April 26, 2024

Booster demand outstrips supply in N.L. as long lines form for 3rd vaccine shot | CBC News

A long lineup outside a Shoppers Drug Mart in St. John’s as people wait to get their COVID-19 booster shot. (Patrick Butler/Radio-Canada)

The scramble to get COVID-19 vaccine booster shots in Newfoundland and Labrador continued on Tuesday, as long lines formed outside of some pharmacies.

For the second day in a row, the Shoppers Drug Mart on Lemarchant Road in St. John’s was packed with people lining up even before the pharmacy opened. 

It mirrored the scene on Monday, when people waited for hours outside of the drugstore hoping to obtain the third booster shot to protect themselves from the fast-moving Omicron virus variant. 

“Before I came I actually saw a picture of the line here from yesterday, but I was hoping it wouldn’t be this bad,” said Roger White, as he waited his turn in line.

“I just want to get it as soon as I can, get it out of the way [so] I don’t have to think about it.”

Tuesday marked Day 2 for Kevin Hedges in trying to get his booster. Hedges was too late to the lineup on Monday, so he tried his luck again Tuesday morning. 

“I don’t have a car here, so I walked a couple of kilometres to get here,” he said. 

“It’s fine, it’s worth it. The booster will definitely improve the the efficacy.”

According to the provincial Department of Health and Community Services, 28,184 people in N.L. had received a third dose of a COVID-19 vaccine as of Monday. 

Feeling the pressure

Meanwhile, the group representing pharmacists in Newfoundland and Labrador says its members are feeling a burden since the announcement of the COVID-19 vaccine booster rollout plan.
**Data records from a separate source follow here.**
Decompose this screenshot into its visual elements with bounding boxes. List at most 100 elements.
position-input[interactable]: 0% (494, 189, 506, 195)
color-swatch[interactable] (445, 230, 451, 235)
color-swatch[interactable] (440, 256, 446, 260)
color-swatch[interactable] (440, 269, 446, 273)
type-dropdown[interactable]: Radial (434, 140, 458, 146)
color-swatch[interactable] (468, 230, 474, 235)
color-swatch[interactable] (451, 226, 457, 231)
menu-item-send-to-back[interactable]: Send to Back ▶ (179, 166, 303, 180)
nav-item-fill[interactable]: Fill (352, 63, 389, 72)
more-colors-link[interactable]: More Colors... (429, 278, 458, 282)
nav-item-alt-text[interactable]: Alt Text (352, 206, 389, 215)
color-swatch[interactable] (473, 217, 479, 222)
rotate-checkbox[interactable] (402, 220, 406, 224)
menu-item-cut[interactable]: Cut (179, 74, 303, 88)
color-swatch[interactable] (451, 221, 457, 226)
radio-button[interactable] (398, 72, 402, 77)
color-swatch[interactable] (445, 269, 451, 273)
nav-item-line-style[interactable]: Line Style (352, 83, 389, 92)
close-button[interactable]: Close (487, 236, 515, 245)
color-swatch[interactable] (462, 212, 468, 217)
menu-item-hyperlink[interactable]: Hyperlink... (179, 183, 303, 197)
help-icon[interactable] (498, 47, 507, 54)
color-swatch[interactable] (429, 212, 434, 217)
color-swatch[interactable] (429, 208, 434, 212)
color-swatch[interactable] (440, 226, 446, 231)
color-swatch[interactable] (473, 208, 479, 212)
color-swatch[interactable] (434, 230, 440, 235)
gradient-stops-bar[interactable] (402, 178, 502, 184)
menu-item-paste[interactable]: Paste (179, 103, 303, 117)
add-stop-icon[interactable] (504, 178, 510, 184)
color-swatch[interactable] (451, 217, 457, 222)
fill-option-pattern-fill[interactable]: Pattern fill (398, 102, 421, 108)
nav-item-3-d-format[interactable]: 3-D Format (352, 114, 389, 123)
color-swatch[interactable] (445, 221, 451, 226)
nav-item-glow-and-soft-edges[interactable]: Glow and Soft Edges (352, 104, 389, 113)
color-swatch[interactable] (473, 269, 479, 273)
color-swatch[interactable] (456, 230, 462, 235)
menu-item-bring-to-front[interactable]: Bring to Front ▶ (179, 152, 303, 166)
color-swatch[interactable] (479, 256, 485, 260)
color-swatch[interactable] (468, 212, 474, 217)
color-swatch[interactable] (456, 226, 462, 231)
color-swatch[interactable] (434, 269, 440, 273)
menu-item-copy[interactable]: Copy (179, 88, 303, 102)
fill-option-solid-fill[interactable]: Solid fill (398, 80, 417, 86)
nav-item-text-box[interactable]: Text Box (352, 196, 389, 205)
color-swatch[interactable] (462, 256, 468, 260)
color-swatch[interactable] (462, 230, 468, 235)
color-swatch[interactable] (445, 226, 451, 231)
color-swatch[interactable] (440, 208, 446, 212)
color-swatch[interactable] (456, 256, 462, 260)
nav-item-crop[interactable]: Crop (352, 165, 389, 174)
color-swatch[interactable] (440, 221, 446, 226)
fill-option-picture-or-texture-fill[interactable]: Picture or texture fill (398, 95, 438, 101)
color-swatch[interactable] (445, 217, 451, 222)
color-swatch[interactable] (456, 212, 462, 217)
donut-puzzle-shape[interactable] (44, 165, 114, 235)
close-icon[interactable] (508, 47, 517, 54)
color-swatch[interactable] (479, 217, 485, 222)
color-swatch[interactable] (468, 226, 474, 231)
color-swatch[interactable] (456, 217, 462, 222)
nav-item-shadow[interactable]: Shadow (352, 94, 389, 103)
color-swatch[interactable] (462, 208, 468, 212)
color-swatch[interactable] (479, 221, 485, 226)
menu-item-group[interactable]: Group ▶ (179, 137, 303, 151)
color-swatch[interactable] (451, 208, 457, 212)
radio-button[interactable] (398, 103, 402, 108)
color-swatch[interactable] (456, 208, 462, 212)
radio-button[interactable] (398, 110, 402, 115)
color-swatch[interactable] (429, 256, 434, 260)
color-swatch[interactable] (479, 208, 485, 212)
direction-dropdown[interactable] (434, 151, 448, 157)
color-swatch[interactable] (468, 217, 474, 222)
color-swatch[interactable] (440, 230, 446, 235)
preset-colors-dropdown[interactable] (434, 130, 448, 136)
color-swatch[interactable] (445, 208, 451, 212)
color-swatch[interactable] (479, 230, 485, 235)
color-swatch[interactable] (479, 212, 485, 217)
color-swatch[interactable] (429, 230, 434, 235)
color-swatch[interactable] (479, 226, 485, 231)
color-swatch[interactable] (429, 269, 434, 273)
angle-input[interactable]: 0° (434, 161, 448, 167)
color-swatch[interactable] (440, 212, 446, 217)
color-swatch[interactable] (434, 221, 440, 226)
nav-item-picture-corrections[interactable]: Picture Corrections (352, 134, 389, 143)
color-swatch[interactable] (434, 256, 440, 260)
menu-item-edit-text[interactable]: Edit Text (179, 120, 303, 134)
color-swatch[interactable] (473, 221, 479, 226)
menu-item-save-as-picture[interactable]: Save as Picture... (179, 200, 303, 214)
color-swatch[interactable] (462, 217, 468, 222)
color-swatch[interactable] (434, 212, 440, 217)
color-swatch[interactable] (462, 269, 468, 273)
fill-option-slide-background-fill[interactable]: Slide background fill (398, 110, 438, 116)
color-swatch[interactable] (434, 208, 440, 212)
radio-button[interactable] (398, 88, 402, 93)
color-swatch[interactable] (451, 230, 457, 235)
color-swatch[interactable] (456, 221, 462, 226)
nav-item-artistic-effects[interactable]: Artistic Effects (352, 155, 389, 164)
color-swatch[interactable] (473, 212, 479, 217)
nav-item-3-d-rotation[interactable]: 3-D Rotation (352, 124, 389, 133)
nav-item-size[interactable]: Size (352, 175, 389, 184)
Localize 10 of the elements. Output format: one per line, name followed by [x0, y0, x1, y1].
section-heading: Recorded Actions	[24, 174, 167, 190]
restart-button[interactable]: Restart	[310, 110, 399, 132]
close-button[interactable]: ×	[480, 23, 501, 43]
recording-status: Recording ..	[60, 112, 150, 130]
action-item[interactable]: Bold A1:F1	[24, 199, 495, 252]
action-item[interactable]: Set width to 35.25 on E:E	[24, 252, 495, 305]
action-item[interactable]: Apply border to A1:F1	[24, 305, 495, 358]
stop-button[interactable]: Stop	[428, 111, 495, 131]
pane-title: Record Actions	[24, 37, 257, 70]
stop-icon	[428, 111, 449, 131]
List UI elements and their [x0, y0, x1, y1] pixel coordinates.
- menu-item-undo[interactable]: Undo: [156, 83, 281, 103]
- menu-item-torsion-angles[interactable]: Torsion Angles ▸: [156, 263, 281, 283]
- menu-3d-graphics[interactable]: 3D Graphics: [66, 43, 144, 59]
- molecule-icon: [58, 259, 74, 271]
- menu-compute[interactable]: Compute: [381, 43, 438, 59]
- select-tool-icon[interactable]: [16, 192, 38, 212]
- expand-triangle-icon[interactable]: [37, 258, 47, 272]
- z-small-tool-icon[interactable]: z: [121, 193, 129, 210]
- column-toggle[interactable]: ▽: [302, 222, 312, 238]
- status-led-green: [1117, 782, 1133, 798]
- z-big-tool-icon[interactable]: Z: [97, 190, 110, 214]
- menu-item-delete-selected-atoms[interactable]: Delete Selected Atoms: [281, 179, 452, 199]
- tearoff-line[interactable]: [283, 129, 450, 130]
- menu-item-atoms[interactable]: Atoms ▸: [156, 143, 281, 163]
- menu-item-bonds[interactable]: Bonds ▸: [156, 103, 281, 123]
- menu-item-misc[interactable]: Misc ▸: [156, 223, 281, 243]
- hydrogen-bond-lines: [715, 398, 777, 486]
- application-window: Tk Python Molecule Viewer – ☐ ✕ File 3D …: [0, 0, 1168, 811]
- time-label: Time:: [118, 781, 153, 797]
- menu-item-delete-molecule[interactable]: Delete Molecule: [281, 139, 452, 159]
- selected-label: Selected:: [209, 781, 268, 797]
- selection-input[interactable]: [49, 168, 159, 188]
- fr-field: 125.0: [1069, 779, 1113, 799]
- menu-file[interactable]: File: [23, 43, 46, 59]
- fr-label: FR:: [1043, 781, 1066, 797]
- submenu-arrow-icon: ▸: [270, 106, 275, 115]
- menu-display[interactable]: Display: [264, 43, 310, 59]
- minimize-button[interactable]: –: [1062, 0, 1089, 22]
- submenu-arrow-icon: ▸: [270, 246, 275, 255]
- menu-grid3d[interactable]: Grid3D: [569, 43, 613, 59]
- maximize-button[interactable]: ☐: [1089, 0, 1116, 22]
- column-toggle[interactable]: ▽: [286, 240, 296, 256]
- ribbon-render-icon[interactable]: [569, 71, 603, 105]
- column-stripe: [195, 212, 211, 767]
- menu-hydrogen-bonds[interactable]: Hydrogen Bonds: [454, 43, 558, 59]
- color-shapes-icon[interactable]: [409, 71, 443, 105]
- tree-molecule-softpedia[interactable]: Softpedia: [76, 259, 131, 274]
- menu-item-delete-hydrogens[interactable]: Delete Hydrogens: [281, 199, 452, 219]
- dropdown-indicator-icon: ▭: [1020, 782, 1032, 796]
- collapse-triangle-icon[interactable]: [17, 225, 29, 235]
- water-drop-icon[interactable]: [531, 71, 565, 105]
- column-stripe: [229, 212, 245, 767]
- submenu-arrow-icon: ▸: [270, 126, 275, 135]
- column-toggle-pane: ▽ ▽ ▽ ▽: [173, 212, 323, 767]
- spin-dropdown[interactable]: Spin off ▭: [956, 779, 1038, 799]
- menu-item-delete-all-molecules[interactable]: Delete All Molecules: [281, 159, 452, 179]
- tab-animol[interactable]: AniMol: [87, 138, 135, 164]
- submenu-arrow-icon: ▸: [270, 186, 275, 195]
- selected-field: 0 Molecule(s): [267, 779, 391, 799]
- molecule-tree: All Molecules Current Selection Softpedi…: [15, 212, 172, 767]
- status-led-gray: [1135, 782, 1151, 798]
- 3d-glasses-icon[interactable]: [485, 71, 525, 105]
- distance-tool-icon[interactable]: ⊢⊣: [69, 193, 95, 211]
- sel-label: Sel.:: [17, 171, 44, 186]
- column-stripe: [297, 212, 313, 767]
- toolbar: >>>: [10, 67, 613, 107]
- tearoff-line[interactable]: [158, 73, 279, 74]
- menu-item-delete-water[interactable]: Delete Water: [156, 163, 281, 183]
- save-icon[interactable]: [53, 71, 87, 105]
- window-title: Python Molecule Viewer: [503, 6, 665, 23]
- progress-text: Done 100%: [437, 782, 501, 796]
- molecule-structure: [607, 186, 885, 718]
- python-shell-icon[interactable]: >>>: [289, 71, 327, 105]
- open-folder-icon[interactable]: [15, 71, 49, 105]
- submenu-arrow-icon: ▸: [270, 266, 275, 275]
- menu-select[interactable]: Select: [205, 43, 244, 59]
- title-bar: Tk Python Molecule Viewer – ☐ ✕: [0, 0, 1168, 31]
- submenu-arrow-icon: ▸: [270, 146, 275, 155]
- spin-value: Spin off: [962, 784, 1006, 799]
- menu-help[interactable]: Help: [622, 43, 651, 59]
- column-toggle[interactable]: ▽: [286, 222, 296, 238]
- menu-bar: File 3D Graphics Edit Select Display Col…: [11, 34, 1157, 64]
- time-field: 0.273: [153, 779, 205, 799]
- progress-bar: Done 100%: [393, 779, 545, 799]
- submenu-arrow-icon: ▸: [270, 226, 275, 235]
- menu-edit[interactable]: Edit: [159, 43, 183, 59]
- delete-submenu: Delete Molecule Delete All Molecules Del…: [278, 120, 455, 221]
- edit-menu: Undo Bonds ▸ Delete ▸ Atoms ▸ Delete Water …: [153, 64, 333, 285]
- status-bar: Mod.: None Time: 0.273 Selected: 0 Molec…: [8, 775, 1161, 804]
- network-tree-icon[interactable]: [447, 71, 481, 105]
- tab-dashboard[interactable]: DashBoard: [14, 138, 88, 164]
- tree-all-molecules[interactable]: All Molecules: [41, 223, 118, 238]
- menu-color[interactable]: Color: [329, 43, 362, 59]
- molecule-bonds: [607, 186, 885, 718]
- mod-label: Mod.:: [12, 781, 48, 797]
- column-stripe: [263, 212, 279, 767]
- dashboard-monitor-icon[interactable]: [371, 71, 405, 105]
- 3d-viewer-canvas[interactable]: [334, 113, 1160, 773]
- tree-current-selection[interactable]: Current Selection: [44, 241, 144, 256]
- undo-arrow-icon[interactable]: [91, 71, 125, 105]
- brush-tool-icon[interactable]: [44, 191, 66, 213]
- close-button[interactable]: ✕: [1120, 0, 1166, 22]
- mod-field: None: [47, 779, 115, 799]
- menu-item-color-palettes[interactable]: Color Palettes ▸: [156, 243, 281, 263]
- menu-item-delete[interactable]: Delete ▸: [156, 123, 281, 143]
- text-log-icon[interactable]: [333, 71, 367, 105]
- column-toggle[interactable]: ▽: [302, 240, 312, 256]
“It’s been a very stressful week in the pharmacy world,” Janice Audeau, president of the Pharmacists Association of Newfoundland and Labrador (PANL), told CBC Radio’s St. John’s Morning Show Tuesday.

“The supply is improving. Last week was very tough to try and get any. There was an additional 20,000 doses of vaccine that arrived in the province on Saturday, and those have been distributed through each of the [regional health authorities] and now making their way into pharmacies.”

Pharmacists are feeling the stress from the demand of COVID-19 booster doses, according to Janice Audeau, president of the Pharmacists Association of Newfoundland and Labrador. (Lars Hagberg/The Canadian Press)

Pharmacists are urging people to be patient as they continue to receive deliveries. There has been a lag between when supplies land in the province and when the doses are actually distributed. 

Audeau said more doses are expected either Tuesday or Wednesday. 

“The RHA has to distribute all of the orders, then they have to get delivered to pharmacies,” she said. 

Audeau said pharmacies are doing what they can, and it’s her understanding there will be a ramp up in public health clinics to help lighten the load. She said she doesn’t have the specifics of when that might happen.

Audeau also said the change in booster time line, from 26 weeks since the second dose to 22 weeks, means about 170,000 people are eligible for the booster right now. 

“We’re not set up to do mass vaccinations,” she said. “We’re certainly willing to do our part and help.”

CBC News has asked the Department of Health when large-scale public health clinics are expected to return.

80 per cent protection against Omicron

The coronavirus variant Omicron is beginning to take hold across Canada. Cases in Newfoundland and Labrador are also starting to tick up.

Rod Russell, a virologist and immunologist at Memorial University, said it’s known that a third dose of vaccine offers better protection against the variant than the initial two doses, and moving the timeline to 22 weeks after a second dose allows more people a faster road to protection. 

“Personally, I think it could be moved ahead further, but I think this is also affected by supply of vaccine and availability of resources for people to be able to administer vaccine,” he said. 

Russell said a booster dose offers about “twice as much” protection against Omicron. He said two doses give about 30 to 40 per cent protection against the variant, but three doses offer about 80 per cent. 

Rod Russell, a professor of virology and immunology at Memorial University, says a third dose of vaccine will offer nearly double the amount of protection against the Omicron coronavirus variant. (CBC)

Omicron is roughly three to four times more transmissible than the Delta variant, Russell said, and reduces the levels of antibodies by 20 to 40 times compared to Delta in response to the vaccine.

“There’s no doubt you can still get infected,” he said. 

“We know now that these vaccines are not great at protecting you from getting infected with the virus, for Omicron for sure, but of course it’s all still about keeping people from getting too sick.”

The big question that remains is the severity of illness through an Omicron infection, Russell said. 

He said early data from South Africa suggested Omicron may be more of a mild infection than previous variants, but there are also some suggestions that that might not be the case. He said more about the severity of infections should be known within the next week or two. 

“Regardless of whether or not this is a mild infection for most people, we have to take it seriously, at least right now,” he said. 

“Even if half as many people end up in the hospital, the fact that four times as many people are getting infected means that we can still have hospital overload.”